Montgomery u Stapleton 03 - Chromosom 6
»Provozier diese Typen nicht auch noch!«
Ob die Soldaten die Bedeutung von Melanies Geste nicht verstanden hatten oder ob sie aufgrund der anormalen Umstände einfach nichts mitbekamen, war Kevin ein Rätsel. Jedenfalls kamen sie nicht, wie er befürchtet hatte, hinter ihnen her, um sich auf sie zu stürzen.

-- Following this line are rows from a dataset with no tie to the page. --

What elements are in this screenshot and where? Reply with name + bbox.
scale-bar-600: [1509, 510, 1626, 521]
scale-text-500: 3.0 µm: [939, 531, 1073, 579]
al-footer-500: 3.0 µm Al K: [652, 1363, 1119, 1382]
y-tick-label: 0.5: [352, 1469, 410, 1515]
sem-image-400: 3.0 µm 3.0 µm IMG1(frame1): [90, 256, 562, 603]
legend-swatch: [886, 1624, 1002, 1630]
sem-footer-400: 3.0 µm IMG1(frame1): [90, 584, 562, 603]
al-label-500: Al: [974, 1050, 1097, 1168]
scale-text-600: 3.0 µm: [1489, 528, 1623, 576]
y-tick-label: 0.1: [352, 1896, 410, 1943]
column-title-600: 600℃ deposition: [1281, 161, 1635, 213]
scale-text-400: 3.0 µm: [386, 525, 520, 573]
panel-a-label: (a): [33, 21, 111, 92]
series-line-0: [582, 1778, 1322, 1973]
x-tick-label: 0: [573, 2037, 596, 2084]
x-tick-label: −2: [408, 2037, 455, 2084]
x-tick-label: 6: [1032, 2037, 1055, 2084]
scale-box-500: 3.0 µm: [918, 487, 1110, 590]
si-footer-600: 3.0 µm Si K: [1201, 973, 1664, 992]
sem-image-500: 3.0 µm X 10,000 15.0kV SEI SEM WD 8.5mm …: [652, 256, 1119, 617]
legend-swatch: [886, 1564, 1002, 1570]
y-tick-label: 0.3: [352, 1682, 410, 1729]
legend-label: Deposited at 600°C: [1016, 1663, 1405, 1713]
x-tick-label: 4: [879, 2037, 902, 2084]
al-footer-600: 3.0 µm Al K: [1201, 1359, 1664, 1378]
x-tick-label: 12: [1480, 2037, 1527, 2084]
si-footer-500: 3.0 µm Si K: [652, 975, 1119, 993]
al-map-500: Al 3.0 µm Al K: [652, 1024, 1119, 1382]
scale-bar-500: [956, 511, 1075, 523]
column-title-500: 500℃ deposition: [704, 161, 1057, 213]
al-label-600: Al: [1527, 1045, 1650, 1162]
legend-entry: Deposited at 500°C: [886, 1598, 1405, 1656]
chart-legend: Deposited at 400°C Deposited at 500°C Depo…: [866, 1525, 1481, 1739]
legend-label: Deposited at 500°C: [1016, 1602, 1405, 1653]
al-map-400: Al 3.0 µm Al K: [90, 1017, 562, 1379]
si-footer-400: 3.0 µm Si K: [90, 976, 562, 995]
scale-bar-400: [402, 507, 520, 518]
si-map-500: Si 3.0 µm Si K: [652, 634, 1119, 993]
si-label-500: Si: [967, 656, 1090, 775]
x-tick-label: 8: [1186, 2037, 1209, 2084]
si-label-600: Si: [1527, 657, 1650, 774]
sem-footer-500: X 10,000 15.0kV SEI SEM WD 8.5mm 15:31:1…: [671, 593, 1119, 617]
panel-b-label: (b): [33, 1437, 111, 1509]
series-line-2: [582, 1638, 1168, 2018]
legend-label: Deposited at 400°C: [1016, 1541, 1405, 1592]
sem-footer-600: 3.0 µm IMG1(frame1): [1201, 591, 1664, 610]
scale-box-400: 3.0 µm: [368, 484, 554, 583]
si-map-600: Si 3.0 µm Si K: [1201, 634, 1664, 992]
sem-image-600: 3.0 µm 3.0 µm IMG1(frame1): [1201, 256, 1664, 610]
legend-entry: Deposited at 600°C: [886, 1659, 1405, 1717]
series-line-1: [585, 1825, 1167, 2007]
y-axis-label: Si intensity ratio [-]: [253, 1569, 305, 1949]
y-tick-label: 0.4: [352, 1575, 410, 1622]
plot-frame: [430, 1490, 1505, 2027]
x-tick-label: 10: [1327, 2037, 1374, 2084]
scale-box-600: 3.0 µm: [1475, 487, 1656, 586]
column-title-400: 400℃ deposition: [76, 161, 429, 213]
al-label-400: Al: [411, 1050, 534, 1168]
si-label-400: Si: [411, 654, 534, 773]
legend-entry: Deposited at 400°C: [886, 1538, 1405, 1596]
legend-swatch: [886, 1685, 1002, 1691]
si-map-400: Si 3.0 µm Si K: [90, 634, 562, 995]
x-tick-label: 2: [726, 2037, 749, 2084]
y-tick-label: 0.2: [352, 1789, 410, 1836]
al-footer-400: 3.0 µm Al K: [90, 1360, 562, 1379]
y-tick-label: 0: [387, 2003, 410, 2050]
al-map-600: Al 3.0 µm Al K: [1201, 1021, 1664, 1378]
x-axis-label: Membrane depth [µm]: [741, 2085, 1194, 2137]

Am Auto angekommen, öffnete Kevin die Beifahrertür. Während Candace sofort einstieg, machte Melanie keine Anstalten, ihr zu folgen. In dem fahlen Licht funkelten ihre Augen vor Zorn.
»Gib mir die Schlüssel!« wandte sie sich an Kevin. »Wie bitte?« fragte Kevin, obwohl er sie gut verstanden hatte.
»Ich habe gesagt, gib mir die Schlüssel!« wiederholte Melanie.
Verwirrt reichte Kevin ihr die Autoschlüssel. Er hatte keine Ahnung, was das Ganze sollte, aber er wollte sie auf keinen Fall noch mehr auf die Palme bringen. Melanie ging um das Auto herum und setzte sich hinter das Lenkrad. Kevin nahm auf dem Beifahrersitz Platz. Solange sie nur endlich hier wegkamen, war es ihm völlig egal, wer das Auto fuhr. Melanie ließ den Motor an und schoß mit quietschenden Reifen vom Parkplatz.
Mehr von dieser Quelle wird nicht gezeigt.